Brasil: procura-se um santo

14/03/2016 16:12 - Diálogos e Debate
Por Diálogos & Debate

          O Brasil chegou ao pior dos consensos e a pior das divergências. O consenso em torno de um projeto econômico que já não é mais objeto de discussão pelos atores políticos, nos leva a discutir apenas que partido ou coalisão teria mais capital político para implementá-lo.

                A divergência, portanto, assume um caráter inócuo e subjetivo na medida em que não estamos mais debatendo um projeto de país e sim, quem vai implantar um programa e uma agenda que é supostamente o produto de um consenso nacional.

É forçosamente, nesses momentos, que uma sociedade reduz o debate político a uma questão meramente moral.

          Quando um debate político se reduz aos aspectos morais numa democracia jovem, caracterizada pela promiscuidade da relação entre agentes públicos e privados, pavimenta-se, então, o caminho perfeito para a judicialização da política.

          As duas últimas décadas redesenharam o perfil das principais agremiações políticas no Brasil de modo a operar uma falsa dualidade ideológica entre o PT e o PSDB, caracterizando uma espécie de bipartidarismo arbitrado por uma terceira força política encarnada no PMDB, que retiraria a sua força da sua lógica cartorial.

          De alguma maneira, a falsidade desse antagonismo, precisamente no momento atual, se assemelha com a também falsa dicotomia entre conservadores e liberais nos tempos imemoriais do império.

          Do ponto de vista sociológico, se levássemos a sério essa dualidade, seria forçoso observar que ela estaria condenada ao fracasso, pois, um país com formação e demandas tão complexas jamais caberia nessa agenda esquemática e propositalmente polarizada.

          Ao chegar ao poder no inicio dos anos 2000, O PT já havia abandonado, por meio de sua direção majoritária, boa parte da semiose classista que esteve na base da sua formação e tinha incorporado na esfera discursiva o programa social democrata que ironicamente está nos alicerces de formação do PSDB.

          O movimento pendular que levou o PT a incorporar o discurso socialdemocrata o levou rapidamente a assimilar uma agenda de direita na qual a interlocução com o trabalhador foi substituída pela interlocução com o povo e o discurso da luta de classes foi substituído pelo discurso da conciliação que resgatava a utopia de humanização do capital.

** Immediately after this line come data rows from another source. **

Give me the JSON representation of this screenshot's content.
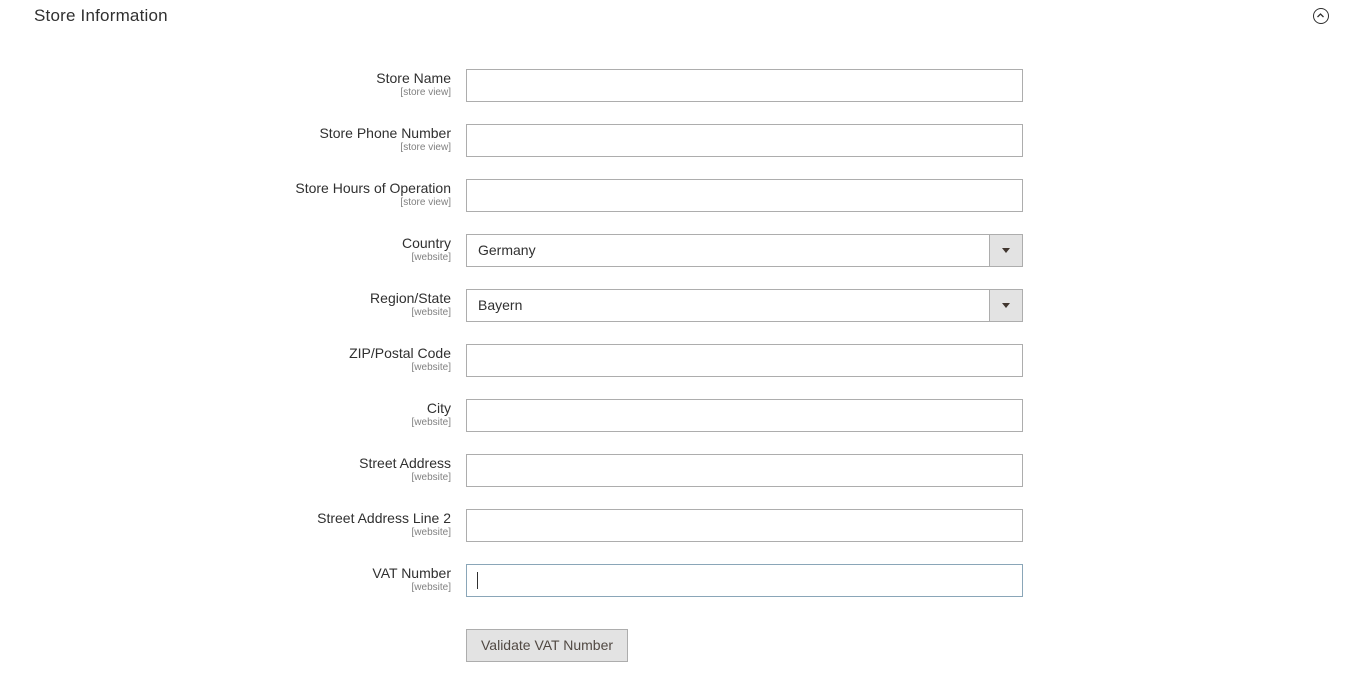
{
  "section": {
    "title": "Store Information",
    "collapse_icon": "chevron-up-circle-icon"
  },
  "fields": [
    {
      "key": "store_name",
      "label": "Store Name",
      "scope": "[store view]",
      "type": "text",
      "value": ""
    },
    {
      "key": "store_phone",
      "label": "Store Phone Number",
      "scope": "[store view]",
      "type": "text",
      "value": ""
    },
    {
      "key": "store_hours",
      "label": "Store Hours of Operation",
      "scope": "[store view]",
      "type": "text",
      "value": ""
    },
    {
      "key": "country",
      "label": "Country",
      "scope": "[website]",
      "type": "select",
      "value": "Germany"
    },
    {
      "key": "region",
      "label": "Region/State",
      "scope": "[website]",
      "type": "select",
      "value": "Bayern"
    },
    {
      "key": "zip",
      "label": "ZIP/Postal Code",
      "scope": "[website]",
      "type": "text",
      "value": ""
    },
    {
      "key": "city",
      "label": "City",
      "scope": "[website]",
      "type": "text",
      "value": ""
    },
    {
      "key": "street1",
      "label": "Street Address",
      "scope": "[website]",
      "type": "text",
      "value": ""
    },
    {
      "key": "street2",
      "label": "Street Address Line 2",
      "scope": "[website]",
      "type": "text",
      "value": ""
    },
    {
      "key": "vat",
      "label": "VAT Number",
      "scope": "[website]",
      "type": "text",
      "value": ""
    }
  ],
  "validate_button": {
    "label": "Validate VAT Number"
  }
}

          Em meio a revezes eleitorais e assistindo a corrosão do diálogo com a sua base social original, o PSDB se viu empurrado para a extrema direita e aceitou ser instrumentalizado por essas forças conservadoras.

          A despeito dos sentimentos e paixões que se tornam mais agudos em determinados momentos, há muito que o PSDB e o PT pauperizaram o vocabulário político e unificaram grande parte da sua agenda econômica; o discurso pauperizado precarizou ainda mais a inteligibilidade da sociedade sobre os nossos reais e dramáticos problemas.

          A inteligência nacional que se origina desse debate distorcido é essa que hoje vaga a procura de um santo para encaminhar a resolução dos problemas nacionais. E é ai que os problemas começam.